La victoire d’Emmanuel Macron (1°rang, 23,86 % des voix) et de Marine Le Pen (2°rang, 21,43 % des voix), au premier tour des élections présidentielles, inaugure-t-elle une ère de changement en France ?
Un nouveau venu Emmanuel Macron, rejetant le clivage droite/gauche et Marie Le Pen, qui incarne l’extrême-droite, recyclée diplomatiquement, sont ainsi sur les rangs, à l’épreuve des élections finales. Ces résultats confirment-ils les mutations de la donne politique, marquée par le Brexit et l’élection du Président Trump ? Depuis l’ère gaullienne, le régime français a établi l’alternance politique entre la Droite et la Gauche. Or, dans les élections de 2017, François Fillon, le candidat des Républicains (3e rang, 19,94% des voix) et Benoit Hamon l’élu des primaires socialiste (5°rang, 6,35% des voix) se trouvent sur la touche. Peut-on dire que la France « vit une crise du système des partis ? (titre de l’article de Philippe Renaud, Le Monde, 17 mars 2017).
Prenons la juste mesure du bouleversement politique, que l’instance électorale a mis à l’ordre du jour, les ralliements en chaîne au leader d’En Marche, Emmanuel Macron – y compris celui de l’ancien Premier ministre socialiste Manuel Valls – ont programmé l’implosion du parti socialiste. La percée conjoncturelle et relative de Jean-Luc Mélenchon, dirigeant du mouvement La France insoumise l’a mis à la rude concurrence de la gauche contestataire. Au-delà de ses échecs, dans ces élections, le parti socialiste est désormais « en miettes, sans leader, sans projet, sans stratégie et sans alliés ».
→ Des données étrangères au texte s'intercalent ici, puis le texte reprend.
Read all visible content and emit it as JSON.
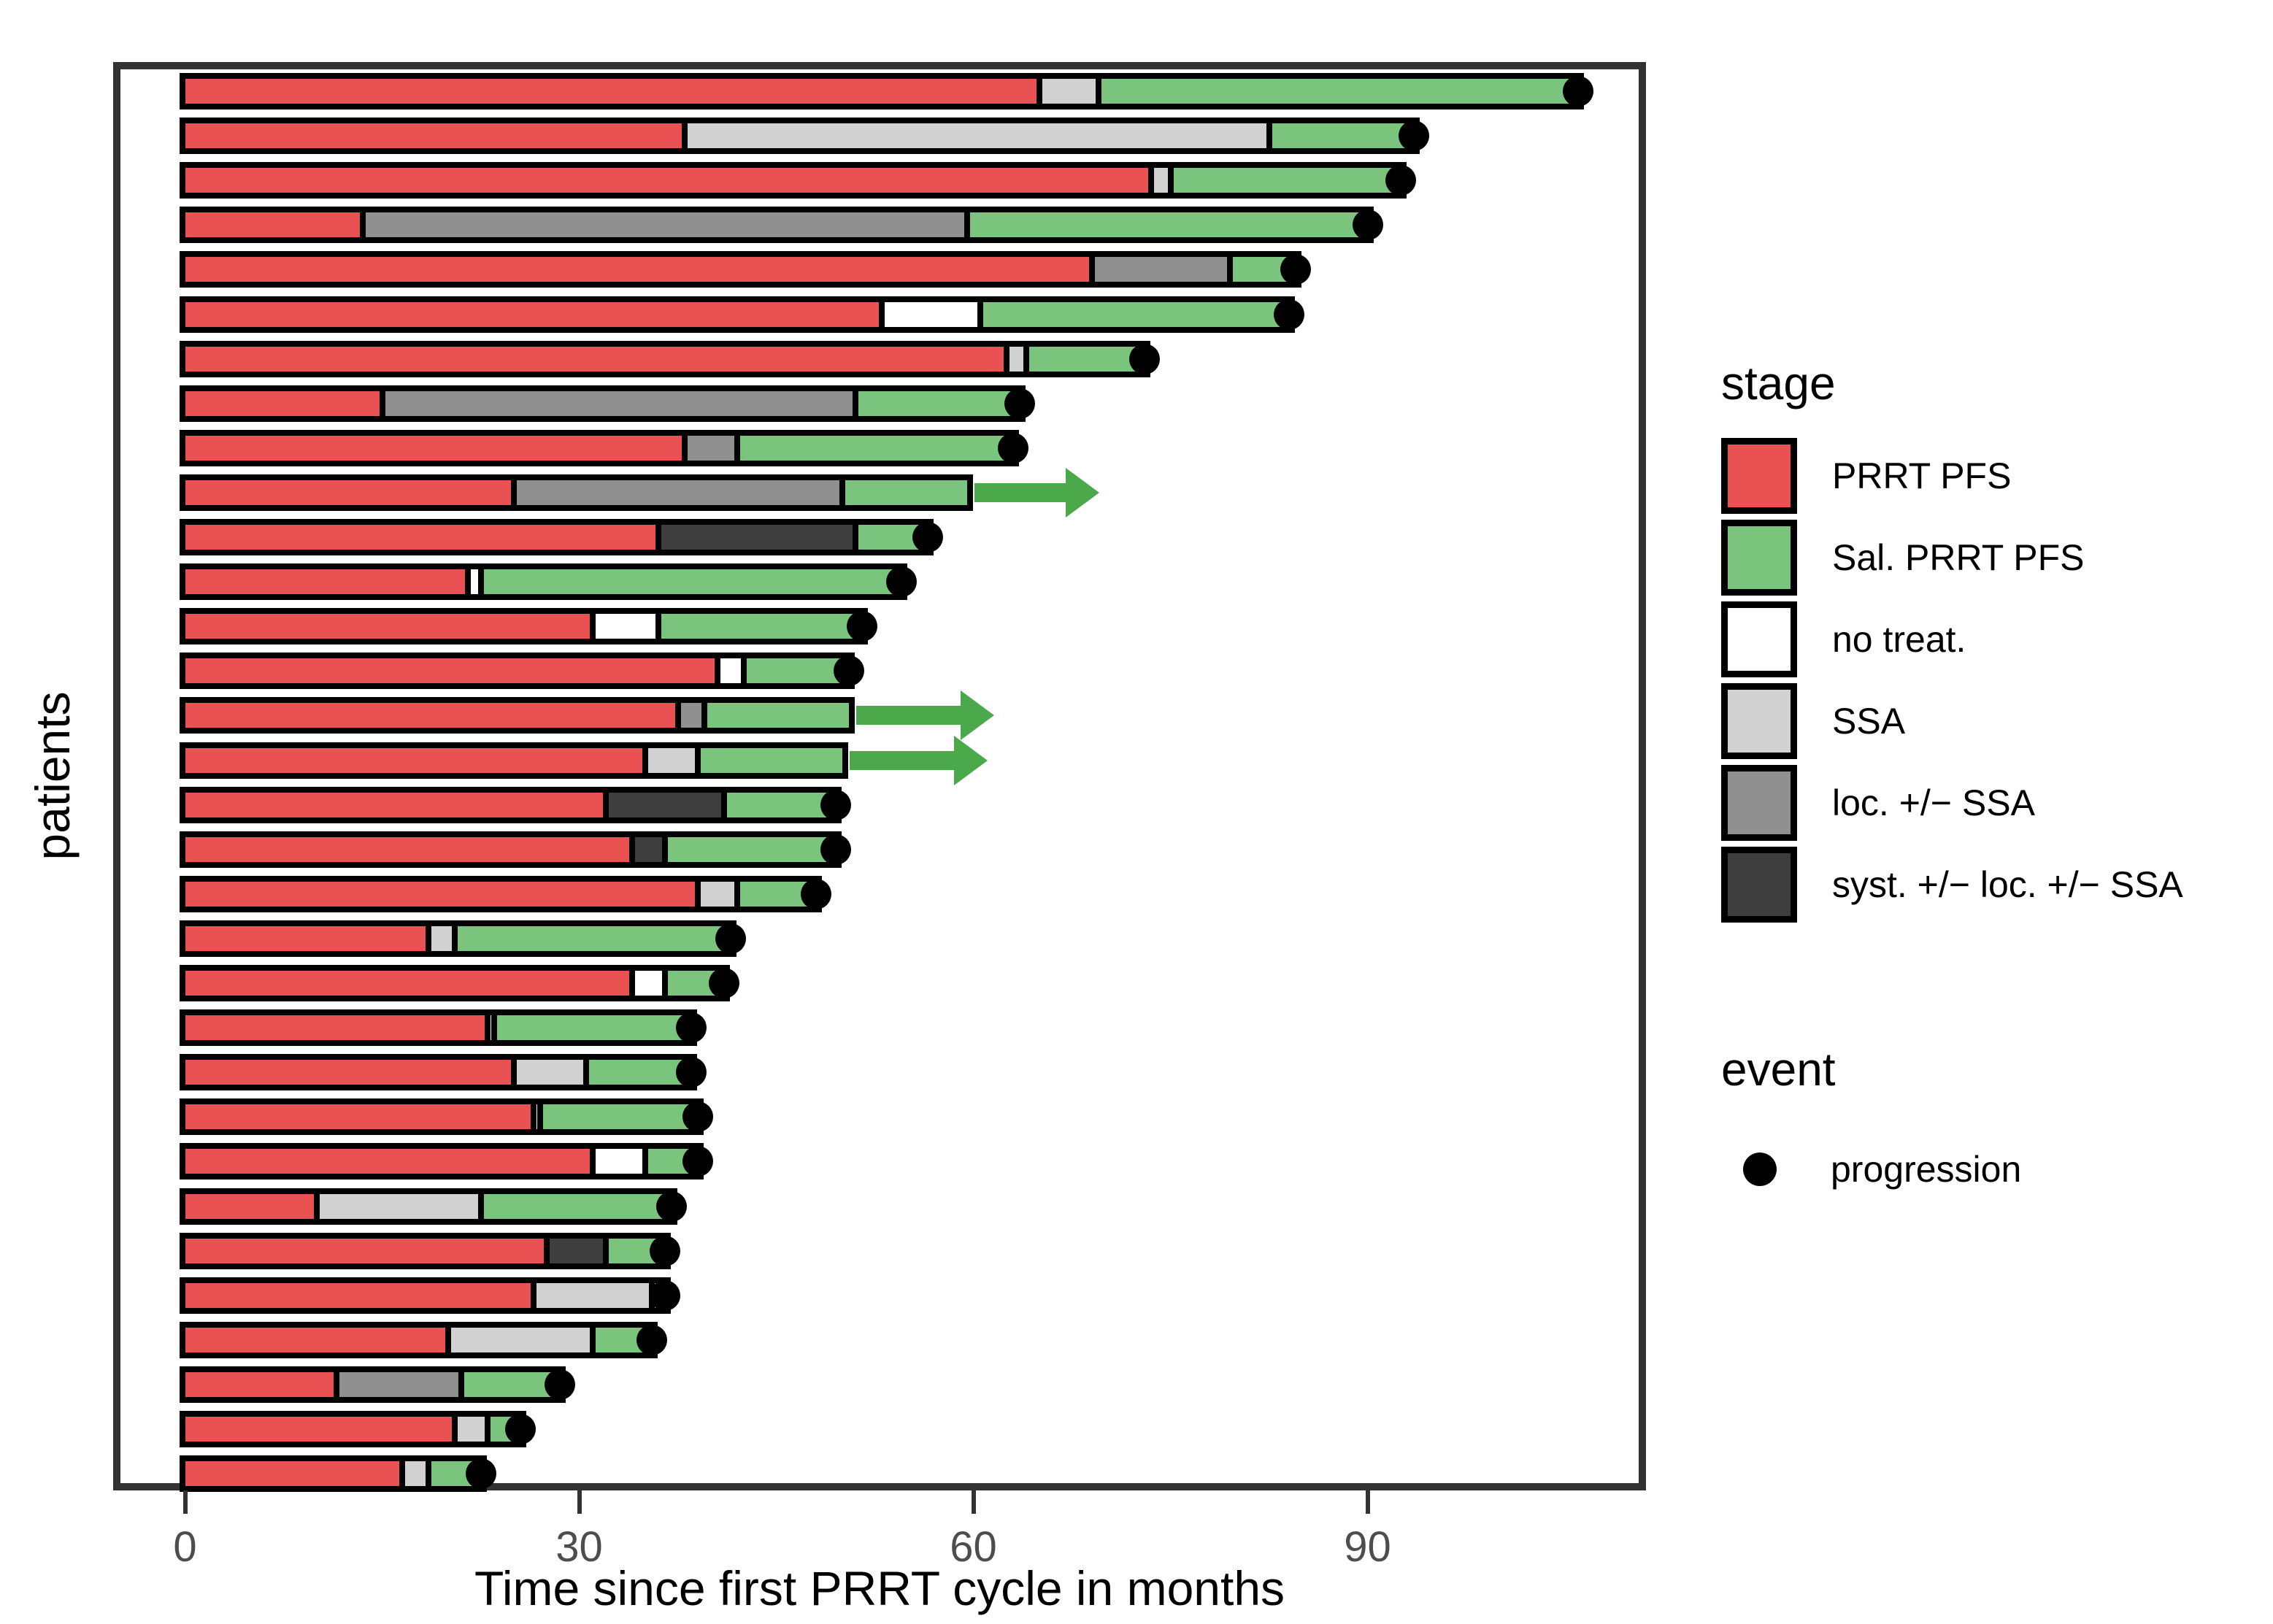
{
  "chart_data": {
    "type": "bar",
    "subtype": "swimmer-plot",
    "xlabel": "Time since first PRRT cycle in months",
    "ylabel": "patients",
    "x_ticks": [
      0,
      30,
      60,
      90
    ],
    "xlim": [
      -5.5,
      111
    ],
    "grid": "off",
    "legend_position": "right",
    "colors": {
      "panel_border": "#333333",
      "tick_label": "#4d4d4d",
      "bar_outline": "#000000",
      "arrow_green": "#4BA84B"
    },
    "legend": {
      "stage_title": "stage",
      "stages": [
        {
          "label": "PRRT PFS",
          "color": "#E95152"
        },
        {
          "label": "Sal. PRRT PFS",
          "color": "#7BC47D"
        },
        {
          "label": "no treat.",
          "color": "#FFFFFF"
        },
        {
          "label": "SSA",
          "color": "#D1D1D1"
        },
        {
          "label": "loc. +/− SSA",
          "color": "#8F8F8F"
        },
        {
          "label": "syst. +/− loc. +/− SSA",
          "color": "#3E3E3E"
        }
      ],
      "event_title": "event",
      "events": [
        {
          "label": "progression",
          "marker": "filled-circle",
          "color": "#000000"
        }
      ]
    },
    "patients": [
      {
        "segments": [
          {
            "stage": "PRRT PFS",
            "start": 0,
            "end": 65
          },
          {
            "stage": "SSA",
            "start": 65,
            "end": 69.5
          },
          {
            "stage": "Sal. PRRT PFS",
            "start": 69.5,
            "end": 106
          }
        ],
        "event": "progression"
      },
      {
        "segments": [
          {
            "stage": "PRRT PFS",
            "start": 0,
            "end": 38
          },
          {
            "stage": "SSA",
            "start": 38,
            "end": 82.5
          },
          {
            "stage": "Sal. PRRT PFS",
            "start": 82.5,
            "end": 93.5
          }
        ],
        "event": "progression"
      },
      {
        "segments": [
          {
            "stage": "PRRT PFS",
            "start": 0,
            "end": 73.5
          },
          {
            "stage": "SSA",
            "start": 73.5,
            "end": 75
          },
          {
            "stage": "Sal. PRRT PFS",
            "start": 75,
            "end": 92.5
          }
        ],
        "event": "progression"
      },
      {
        "segments": [
          {
            "stage": "PRRT PFS",
            "start": 0,
            "end": 13.5
          },
          {
            "stage": "loc. +/− SSA",
            "start": 13.5,
            "end": 59.5
          },
          {
            "stage": "Sal. PRRT PFS",
            "start": 59.5,
            "end": 90
          }
        ],
        "event": "progression"
      },
      {
        "segments": [
          {
            "stage": "PRRT PFS",
            "start": 0,
            "end": 69
          },
          {
            "stage": "loc. +/− SSA",
            "start": 69,
            "end": 79.5
          },
          {
            "stage": "Sal. PRRT PFS",
            "start": 79.5,
            "end": 84.5
          }
        ],
        "event": "progression"
      },
      {
        "segments": [
          {
            "stage": "PRRT PFS",
            "start": 0,
            "end": 53
          },
          {
            "stage": "no treat.",
            "start": 53,
            "end": 60.5
          },
          {
            "stage": "Sal. PRRT PFS",
            "start": 60.5,
            "end": 84
          }
        ],
        "event": "progression"
      },
      {
        "segments": [
          {
            "stage": "PRRT PFS",
            "start": 0,
            "end": 62.5
          },
          {
            "stage": "SSA",
            "start": 62.5,
            "end": 64
          },
          {
            "stage": "Sal. PRRT PFS",
            "start": 64,
            "end": 73
          }
        ],
        "event": "progression"
      },
      {
        "segments": [
          {
            "stage": "PRRT PFS",
            "start": 0,
            "end": 15
          },
          {
            "stage": "loc. +/− SSA",
            "start": 15,
            "end": 51
          },
          {
            "stage": "Sal. PRRT PFS",
            "start": 51,
            "end": 63.5
          }
        ],
        "event": "progression"
      },
      {
        "segments": [
          {
            "stage": "PRRT PFS",
            "start": 0,
            "end": 38
          },
          {
            "stage": "loc. +/− SSA",
            "start": 38,
            "end": 42
          },
          {
            "stage": "Sal. PRRT PFS",
            "start": 42,
            "end": 63
          }
        ],
        "event": "progression"
      },
      {
        "segments": [
          {
            "stage": "PRRT PFS",
            "start": 0,
            "end": 25
          },
          {
            "stage": "loc. +/− SSA",
            "start": 25,
            "end": 50
          },
          {
            "stage": "Sal. PRRT PFS",
            "start": 50,
            "end": 59.5
          }
        ],
        "event": null,
        "arrow_to": 69
      },
      {
        "segments": [
          {
            "stage": "PRRT PFS",
            "start": 0,
            "end": 36
          },
          {
            "stage": "syst. +/− loc. +/− SSA",
            "start": 36,
            "end": 51
          },
          {
            "stage": "Sal. PRRT PFS",
            "start": 51,
            "end": 56.5
          }
        ],
        "event": "progression"
      },
      {
        "segments": [
          {
            "stage": "PRRT PFS",
            "start": 0,
            "end": 21.5
          },
          {
            "stage": "no treat.",
            "start": 21.5,
            "end": 22.5
          },
          {
            "stage": "Sal. PRRT PFS",
            "start": 22.5,
            "end": 54.5
          }
        ],
        "event": "progression"
      },
      {
        "segments": [
          {
            "stage": "PRRT PFS",
            "start": 0,
            "end": 31
          },
          {
            "stage": "no treat.",
            "start": 31,
            "end": 36
          },
          {
            "stage": "Sal. PRRT PFS",
            "start": 36,
            "end": 51.5
          }
        ],
        "event": "progression"
      },
      {
        "segments": [
          {
            "stage": "PRRT PFS",
            "start": 0,
            "end": 40.5
          },
          {
            "stage": "no treat.",
            "start": 40.5,
            "end": 42.5
          },
          {
            "stage": "Sal. PRRT PFS",
            "start": 42.5,
            "end": 50.5
          }
        ],
        "event": "progression"
      },
      {
        "segments": [
          {
            "stage": "PRRT PFS",
            "start": 0,
            "end": 37.5
          },
          {
            "stage": "loc. +/− SSA",
            "start": 37.5,
            "end": 39.5
          },
          {
            "stage": "Sal. PRRT PFS",
            "start": 39.5,
            "end": 50.5
          }
        ],
        "event": null,
        "arrow_to": 61
      },
      {
        "segments": [
          {
            "stage": "PRRT PFS",
            "start": 0,
            "end": 35
          },
          {
            "stage": "SSA",
            "start": 35,
            "end": 39
          },
          {
            "stage": "Sal. PRRT PFS",
            "start": 39,
            "end": 50
          }
        ],
        "event": null,
        "arrow_to": 60.5
      },
      {
        "segments": [
          {
            "stage": "PRRT PFS",
            "start": 0,
            "end": 32
          },
          {
            "stage": "syst. +/− loc. +/− SSA",
            "start": 32,
            "end": 41
          },
          {
            "stage": "Sal. PRRT PFS",
            "start": 41,
            "end": 49.5
          }
        ],
        "event": "progression"
      },
      {
        "segments": [
          {
            "stage": "PRRT PFS",
            "start": 0,
            "end": 34
          },
          {
            "stage": "syst. +/− loc. +/− SSA",
            "start": 34,
            "end": 36.5
          },
          {
            "stage": "Sal. PRRT PFS",
            "start": 36.5,
            "end": 49.5
          }
        ],
        "event": "progression"
      },
      {
        "segments": [
          {
            "stage": "PRRT PFS",
            "start": 0,
            "end": 39
          },
          {
            "stage": "SSA",
            "start": 39,
            "end": 42
          },
          {
            "stage": "Sal. PRRT PFS",
            "start": 42,
            "end": 48
          }
        ],
        "event": "progression"
      },
      {
        "segments": [
          {
            "stage": "PRRT PFS",
            "start": 0,
            "end": 18.5
          },
          {
            "stage": "SSA",
            "start": 18.5,
            "end": 20.5
          },
          {
            "stage": "Sal. PRRT PFS",
            "start": 20.5,
            "end": 41.5
          }
        ],
        "event": "progression"
      },
      {
        "segments": [
          {
            "stage": "PRRT PFS",
            "start": 0,
            "end": 34
          },
          {
            "stage": "no treat.",
            "start": 34,
            "end": 36.5
          },
          {
            "stage": "Sal. PRRT PFS",
            "start": 36.5,
            "end": 41
          }
        ],
        "event": "progression"
      },
      {
        "segments": [
          {
            "stage": "PRRT PFS",
            "start": 0,
            "end": 23
          },
          {
            "stage": "no treat.",
            "start": 23,
            "end": 23.5
          },
          {
            "stage": "Sal. PRRT PFS",
            "start": 23.5,
            "end": 38.5
          }
        ],
        "event": "progression"
      },
      {
        "segments": [
          {
            "stage": "PRRT PFS",
            "start": 0,
            "end": 25
          },
          {
            "stage": "SSA",
            "start": 25,
            "end": 30.5
          },
          {
            "stage": "Sal. PRRT PFS",
            "start": 30.5,
            "end": 38.5
          }
        ],
        "event": "progression"
      },
      {
        "segments": [
          {
            "stage": "PRRT PFS",
            "start": 0,
            "end": 26.5
          },
          {
            "stage": "no treat.",
            "start": 26.5,
            "end": 27
          },
          {
            "stage": "Sal. PRRT PFS",
            "start": 27,
            "end": 39
          }
        ],
        "event": "progression"
      },
      {
        "segments": [
          {
            "stage": "PRRT PFS",
            "start": 0,
            "end": 31
          },
          {
            "stage": "no treat.",
            "start": 31,
            "end": 35
          },
          {
            "stage": "Sal. PRRT PFS",
            "start": 35,
            "end": 39
          }
        ],
        "event": "progression"
      },
      {
        "segments": [
          {
            "stage": "PRRT PFS",
            "start": 0,
            "end": 10
          },
          {
            "stage": "SSA",
            "start": 10,
            "end": 22.5
          },
          {
            "stage": "Sal. PRRT PFS",
            "start": 22.5,
            "end": 37
          }
        ],
        "event": "progression"
      },
      {
        "segments": [
          {
            "stage": "PRRT PFS",
            "start": 0,
            "end": 27.5
          },
          {
            "stage": "syst. +/− loc. +/− SSA",
            "start": 27.5,
            "end": 32
          },
          {
            "stage": "Sal. PRRT PFS",
            "start": 32,
            "end": 36.5
          }
        ],
        "event": "progression"
      },
      {
        "segments": [
          {
            "stage": "PRRT PFS",
            "start": 0,
            "end": 26.5
          },
          {
            "stage": "SSA",
            "start": 26.5,
            "end": 35.5
          },
          {
            "stage": "Sal. PRRT PFS",
            "start": 35.5,
            "end": 36.5
          }
        ],
        "event": "progression"
      },
      {
        "segments": [
          {
            "stage": "PRRT PFS",
            "start": 0,
            "end": 20
          },
          {
            "stage": "SSA",
            "start": 20,
            "end": 31
          },
          {
            "stage": "Sal. PRRT PFS",
            "start": 31,
            "end": 35.5
          }
        ],
        "event": "progression"
      },
      {
        "segments": [
          {
            "stage": "PRRT PFS",
            "start": 0,
            "end": 11.5
          },
          {
            "stage": "loc. +/− SSA",
            "start": 11.5,
            "end": 21
          },
          {
            "stage": "Sal. PRRT PFS",
            "start": 21,
            "end": 28.5
          }
        ],
        "event": "progression"
      },
      {
        "segments": [
          {
            "stage": "PRRT PFS",
            "start": 0,
            "end": 20.5
          },
          {
            "stage": "SSA",
            "start": 20.5,
            "end": 23
          },
          {
            "stage": "Sal. PRRT PFS",
            "start": 23,
            "end": 25.5
          }
        ],
        "event": "progression"
      },
      {
        "segments": [
          {
            "stage": "PRRT PFS",
            "start": 0,
            "end": 16.5
          },
          {
            "stage": "SSA",
            "start": 16.5,
            "end": 18.5
          },
          {
            "stage": "Sal. PRRT PFS",
            "start": 18.5,
            "end": 22.5
          }
        ],
        "event": "progression"
      }
    ]
  }
}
Le journal Le Monde a défini son actuel statut: « Requiem, pour les Socialistes » (éditorial, Le Monde, 31 mars, 2017). Son concurrent direct, Jean-Luc Mélenchon, a percé au cours des débats. Mais ses postures antisystème ne peuvent faire le jeu de l’Establishment économique et financier. Fait d’évidence, il est sorti des marges, sans satisfaire son ambition de dépasser le premier tour (4° rang, 19,62 % des voix). Des observateurs ont regretté cette concurrence socialiste, qui aurait rassemblé plus de 25,97 % des voix, en cas de démission de l’un des deux concurrents. Mais, en matière électorale, les opérations de calcul mécanique ne définissent pas les rapports de forces.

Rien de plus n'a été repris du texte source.